The keynote address was given by Mary Kay Henry, the president of the Service Employees International Union. (The S.E.I.U., with over two million members, is the second largest union in the country.) And she wasn't pulling any punches:

"A selfish few at the top are using their power to hold down wages, no matter how much that hurts families and communities across the country."

The enthusiasm at the rally, as well as simply the numbers present, give off the impression that this event wasn't just some one-time thing. Instead, maybe it was the birth of a union.

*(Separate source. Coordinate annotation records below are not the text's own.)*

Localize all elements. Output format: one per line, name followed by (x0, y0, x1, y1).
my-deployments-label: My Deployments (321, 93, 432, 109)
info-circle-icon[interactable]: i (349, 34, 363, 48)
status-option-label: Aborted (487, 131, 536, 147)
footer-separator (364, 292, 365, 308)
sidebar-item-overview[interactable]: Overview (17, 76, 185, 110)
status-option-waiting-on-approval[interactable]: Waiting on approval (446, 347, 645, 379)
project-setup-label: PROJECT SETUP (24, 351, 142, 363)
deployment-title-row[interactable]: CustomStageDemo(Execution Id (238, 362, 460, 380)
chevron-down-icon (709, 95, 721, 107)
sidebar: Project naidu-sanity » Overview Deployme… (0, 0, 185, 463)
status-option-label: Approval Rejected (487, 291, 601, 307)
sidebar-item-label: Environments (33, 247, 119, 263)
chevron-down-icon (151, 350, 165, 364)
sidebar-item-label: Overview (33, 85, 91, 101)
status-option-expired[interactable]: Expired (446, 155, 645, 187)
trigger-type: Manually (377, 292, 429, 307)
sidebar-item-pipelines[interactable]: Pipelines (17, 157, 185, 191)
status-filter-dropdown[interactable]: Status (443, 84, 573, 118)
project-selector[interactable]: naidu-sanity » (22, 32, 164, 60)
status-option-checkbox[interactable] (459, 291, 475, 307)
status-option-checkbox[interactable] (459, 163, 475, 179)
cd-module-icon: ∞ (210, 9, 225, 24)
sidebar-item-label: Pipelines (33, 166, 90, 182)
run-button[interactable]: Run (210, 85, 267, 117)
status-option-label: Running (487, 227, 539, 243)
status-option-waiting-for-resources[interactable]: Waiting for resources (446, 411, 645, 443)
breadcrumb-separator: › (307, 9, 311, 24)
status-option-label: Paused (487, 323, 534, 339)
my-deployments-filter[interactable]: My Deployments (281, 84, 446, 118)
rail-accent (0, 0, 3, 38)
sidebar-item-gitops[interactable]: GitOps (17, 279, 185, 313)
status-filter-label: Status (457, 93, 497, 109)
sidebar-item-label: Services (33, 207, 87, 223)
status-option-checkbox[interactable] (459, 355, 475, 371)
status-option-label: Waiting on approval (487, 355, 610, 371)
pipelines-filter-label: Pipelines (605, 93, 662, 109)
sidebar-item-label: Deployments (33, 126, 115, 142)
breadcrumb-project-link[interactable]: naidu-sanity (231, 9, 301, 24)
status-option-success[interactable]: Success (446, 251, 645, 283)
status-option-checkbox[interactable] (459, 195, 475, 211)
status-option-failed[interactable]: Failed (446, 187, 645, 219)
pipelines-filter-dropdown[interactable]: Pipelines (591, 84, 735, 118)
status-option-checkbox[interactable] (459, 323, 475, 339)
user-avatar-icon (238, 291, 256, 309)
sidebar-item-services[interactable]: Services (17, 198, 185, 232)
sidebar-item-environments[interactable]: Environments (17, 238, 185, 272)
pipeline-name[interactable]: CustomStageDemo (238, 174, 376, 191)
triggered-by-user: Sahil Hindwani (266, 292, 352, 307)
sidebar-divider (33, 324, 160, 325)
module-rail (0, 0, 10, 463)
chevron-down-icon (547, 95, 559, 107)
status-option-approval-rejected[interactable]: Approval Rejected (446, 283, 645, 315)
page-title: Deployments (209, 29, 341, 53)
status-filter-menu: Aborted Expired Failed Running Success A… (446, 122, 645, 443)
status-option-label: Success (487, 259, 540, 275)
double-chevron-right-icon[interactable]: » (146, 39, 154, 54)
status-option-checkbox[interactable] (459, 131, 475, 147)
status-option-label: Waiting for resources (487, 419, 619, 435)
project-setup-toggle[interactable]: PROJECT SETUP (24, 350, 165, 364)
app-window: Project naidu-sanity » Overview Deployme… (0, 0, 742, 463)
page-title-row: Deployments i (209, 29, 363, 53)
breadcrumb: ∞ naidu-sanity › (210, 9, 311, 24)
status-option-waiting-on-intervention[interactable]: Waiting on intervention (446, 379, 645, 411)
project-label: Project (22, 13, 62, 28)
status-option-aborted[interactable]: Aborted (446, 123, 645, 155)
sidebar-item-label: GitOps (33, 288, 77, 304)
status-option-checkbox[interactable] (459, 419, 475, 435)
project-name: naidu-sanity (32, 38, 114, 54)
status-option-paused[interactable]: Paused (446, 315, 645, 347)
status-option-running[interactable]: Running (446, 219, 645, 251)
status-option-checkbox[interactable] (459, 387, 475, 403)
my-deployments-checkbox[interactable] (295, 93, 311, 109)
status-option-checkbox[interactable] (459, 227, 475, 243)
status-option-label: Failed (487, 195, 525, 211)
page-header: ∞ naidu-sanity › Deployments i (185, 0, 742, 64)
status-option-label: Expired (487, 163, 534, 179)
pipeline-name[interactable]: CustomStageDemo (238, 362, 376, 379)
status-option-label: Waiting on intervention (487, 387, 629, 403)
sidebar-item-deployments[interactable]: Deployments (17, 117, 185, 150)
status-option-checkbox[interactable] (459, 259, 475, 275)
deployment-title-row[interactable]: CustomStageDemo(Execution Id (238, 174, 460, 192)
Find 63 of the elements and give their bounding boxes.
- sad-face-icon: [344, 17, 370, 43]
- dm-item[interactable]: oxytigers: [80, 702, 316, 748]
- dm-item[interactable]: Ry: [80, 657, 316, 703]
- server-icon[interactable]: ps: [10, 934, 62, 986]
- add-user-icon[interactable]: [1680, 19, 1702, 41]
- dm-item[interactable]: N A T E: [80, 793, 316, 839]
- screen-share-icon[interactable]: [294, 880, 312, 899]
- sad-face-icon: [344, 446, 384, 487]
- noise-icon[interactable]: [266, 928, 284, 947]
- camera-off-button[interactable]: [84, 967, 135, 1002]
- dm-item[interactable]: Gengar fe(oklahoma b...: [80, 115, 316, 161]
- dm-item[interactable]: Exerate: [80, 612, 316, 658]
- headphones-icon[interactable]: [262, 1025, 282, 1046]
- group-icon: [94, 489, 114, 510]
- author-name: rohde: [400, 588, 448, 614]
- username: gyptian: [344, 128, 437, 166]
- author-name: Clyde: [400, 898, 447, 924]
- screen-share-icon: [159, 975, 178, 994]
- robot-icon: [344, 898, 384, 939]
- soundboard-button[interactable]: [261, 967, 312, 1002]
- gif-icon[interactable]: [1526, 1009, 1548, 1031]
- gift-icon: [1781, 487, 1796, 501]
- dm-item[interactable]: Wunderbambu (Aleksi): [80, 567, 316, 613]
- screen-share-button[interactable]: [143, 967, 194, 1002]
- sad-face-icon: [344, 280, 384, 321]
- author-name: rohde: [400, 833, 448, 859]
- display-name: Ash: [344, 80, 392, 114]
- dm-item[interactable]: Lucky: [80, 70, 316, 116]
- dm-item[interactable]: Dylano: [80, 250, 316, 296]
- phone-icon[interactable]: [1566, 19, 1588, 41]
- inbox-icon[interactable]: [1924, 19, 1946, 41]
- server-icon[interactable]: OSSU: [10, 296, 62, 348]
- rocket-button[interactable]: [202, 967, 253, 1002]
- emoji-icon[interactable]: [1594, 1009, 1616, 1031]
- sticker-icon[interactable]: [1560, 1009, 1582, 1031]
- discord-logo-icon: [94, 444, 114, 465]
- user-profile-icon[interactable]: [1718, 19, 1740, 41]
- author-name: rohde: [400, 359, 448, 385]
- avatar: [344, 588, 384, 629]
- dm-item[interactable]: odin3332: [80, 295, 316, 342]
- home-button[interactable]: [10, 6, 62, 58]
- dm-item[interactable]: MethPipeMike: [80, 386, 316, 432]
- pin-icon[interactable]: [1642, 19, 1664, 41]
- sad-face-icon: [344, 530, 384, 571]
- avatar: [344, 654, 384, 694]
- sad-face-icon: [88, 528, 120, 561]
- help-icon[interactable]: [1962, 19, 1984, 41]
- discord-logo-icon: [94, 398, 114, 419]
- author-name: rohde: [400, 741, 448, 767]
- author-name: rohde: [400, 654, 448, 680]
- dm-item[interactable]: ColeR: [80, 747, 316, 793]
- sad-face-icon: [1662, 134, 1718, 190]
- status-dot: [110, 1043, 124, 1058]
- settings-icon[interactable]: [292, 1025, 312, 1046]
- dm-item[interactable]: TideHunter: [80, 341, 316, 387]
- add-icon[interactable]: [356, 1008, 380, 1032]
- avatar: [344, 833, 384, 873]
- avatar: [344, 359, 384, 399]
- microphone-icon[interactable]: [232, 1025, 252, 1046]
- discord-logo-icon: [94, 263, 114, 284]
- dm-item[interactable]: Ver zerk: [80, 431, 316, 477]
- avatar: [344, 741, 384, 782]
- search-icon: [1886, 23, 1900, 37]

The efforts to form a fast food workers union have long been thwarted for a variety of reasons. Trying to organize that massive a number of people (over 3.5 million workers in 2013) who work for hundreds of different companies is a logistical challenge. But a bigger hurdle is the emotional component of trying to get workers to take on the people who are signing their paychecks. Most workers feel as though they can be fired at any time for showing resistance to their company:

"When I first heard about it, I'm not gonna lie, I was kind of skeptical. I was thinking, 'I'm gonna lose my job, I'm gonna get in trouble,'" Douglesha Nicholson, a 23-year-old Pizza Hut worker from Kansas City, told VICE News. But after the first strike, she was sold.

This rally, then, was a way to spread information about how to go about organizing, as well as showing the strength of solidarity. And on the Tuesday following the rally, the ability to form a union got another huge boost.

The National Labor Relations Board ruled that McDonald's could be found liable for labor and wage violations after they were found guilty for firing and threatening workers involved in "pro-labor activities." Due to that ruling, McDonald's will be deemed a "joint employer," despite the fact that 90 perfect of its businesses are technically franchise operations. It's complex legalese, but essentially it means that if McDonald's is deemed a joint employer, employees of that company can more freely band together and unionize without fear of repurcussions:

Some legal experts described it as a far-reaching move that could signal the labor board's willingness to hold many other companies to the same standard of "joint employer," making businesses that use subcontractors or temp agencies at least partly liable in cases of overtime, wage or union-organizing violations.

And as goes McDonald's, so goes the rest of the industry.

Now, the ruling still has quite a ways to go before becoming official, as McDonald's has vowed to take if all the way up the ladder to the Supreme Court. (The Golden Arches has a long history of fighting tooth-and-nail against unionizing.) But if the ruling sticks, this could be the week that plants the seeds of the country's first fast food labor union.